As a boy, I learned to shoot a rifle. It was a single-shot .22 caliber gun with a wooden stock, and its sighting was skewed to the right. But I learned to compensate, and I learned to quiet my breathing so that the barrel and I were still as I squeezed the trigger. Some fifty yards away, the old water-filled soda and beer cans I favored as targets, jumped with impact more often than not. A little later, a summer as a counselor’s aide provided my final training as I shot my way through various levels of targets courtesy of the NRA. When fully focused, I could punch the center out of my targets with a tightly-bunched cluster of shots. By August, I had won a clutch of patches and was a sharpshooter. But already, the lure of guns was waning; even as a fourteen-year-old I’d begun to see animals as fellow beings and not wild impulses to be “tamed” by lead.
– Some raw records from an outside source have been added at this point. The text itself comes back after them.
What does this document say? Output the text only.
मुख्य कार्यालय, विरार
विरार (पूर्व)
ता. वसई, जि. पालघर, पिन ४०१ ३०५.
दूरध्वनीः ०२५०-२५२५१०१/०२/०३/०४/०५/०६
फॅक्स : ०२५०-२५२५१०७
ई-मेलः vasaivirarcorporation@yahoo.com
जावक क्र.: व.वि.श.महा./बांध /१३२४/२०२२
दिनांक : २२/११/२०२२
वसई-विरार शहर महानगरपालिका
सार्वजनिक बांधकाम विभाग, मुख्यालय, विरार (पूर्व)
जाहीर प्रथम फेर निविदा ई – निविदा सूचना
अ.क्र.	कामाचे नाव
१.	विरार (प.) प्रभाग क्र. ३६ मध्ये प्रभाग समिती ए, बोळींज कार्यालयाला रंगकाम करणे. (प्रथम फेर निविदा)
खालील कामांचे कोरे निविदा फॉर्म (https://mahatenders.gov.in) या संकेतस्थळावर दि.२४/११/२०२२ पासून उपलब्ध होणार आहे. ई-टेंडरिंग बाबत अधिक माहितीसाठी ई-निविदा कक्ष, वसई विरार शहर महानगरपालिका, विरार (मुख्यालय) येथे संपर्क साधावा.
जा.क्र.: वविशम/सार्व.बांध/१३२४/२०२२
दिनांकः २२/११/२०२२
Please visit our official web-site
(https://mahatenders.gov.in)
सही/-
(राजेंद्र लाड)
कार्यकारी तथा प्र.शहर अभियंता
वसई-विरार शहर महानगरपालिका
Let’s go back to my twelfth year, where this began. I awaken early on a July day, and the slightest light seems to hang in the net of fog draped in this heavy New Hampshire air. I slip from the room without disturbing my brother and ease down the stairs, avoiding their creaky centers. It’s a little before 5:00 a.m.; I’ll eat when I get back.
From behind the living room door, I take the single-shot .22 that came with this old farmhouse my parents went into hock for two years ago. Already this mountain valley and its ridges are becoming foot familiar. And already I’ve learned that many animals are in motion during the hours that fringe these long summer days. I am hunting porcupine, which I’ve been told are tree-girdlers and general bad citizens; there is a fifty-cent bounty on them. My dog has already gotten two snoutfuls of quills. Clearly, he is a slow learner. Just as clearly, this valley needs “cleaning up.”
Some thirty minutes up the old, abandoned road that once went over the mountains to Hebron, I catch movement in my peripheral vision. There, some forty feet up in a maple is my quarry, a hunched shape against the rising light in the sky. I am elated and confused. I’ve found what I am hunting, a primal thrill; I must now hunt – aim and pull the trigger? I’ve never done this before. It feels vaguely worrying. Unused to such ambiguity, I do what a twelve-year-old boy does – I act. It takes four shots to bring the porcupine down, and even as he falls, I feel a flush of shame wash through me. Now what? I stand twenty feet away from his body for long minutes, unable to will myself forward. Finally, I settle on burial and digging and scraping with a stick take more long minutes; I become aware that I am crying. During the walk downroad and home, the whole forest feels sad.
That, having been spared service in a war, is the last time I aimed a rifle at a breathing being. Two years later, I shot a rifle at a target for the final time, and my NRA membership lapsed. Fifty years later, I sign petitions and watch debate and revulsion about guns swell in response to the serial horror spewed from their barrels. And I wonder: are not we meant to evolve, as Henry Thoreau proposes in his difficult chapter, “Higher Laws,” over a lifetime? Should not each life in some way mimic the long walk toward a brother-and-sisterhood with our world’s beings, a taming of the hunter, who first walked out of Africa long millennia ago?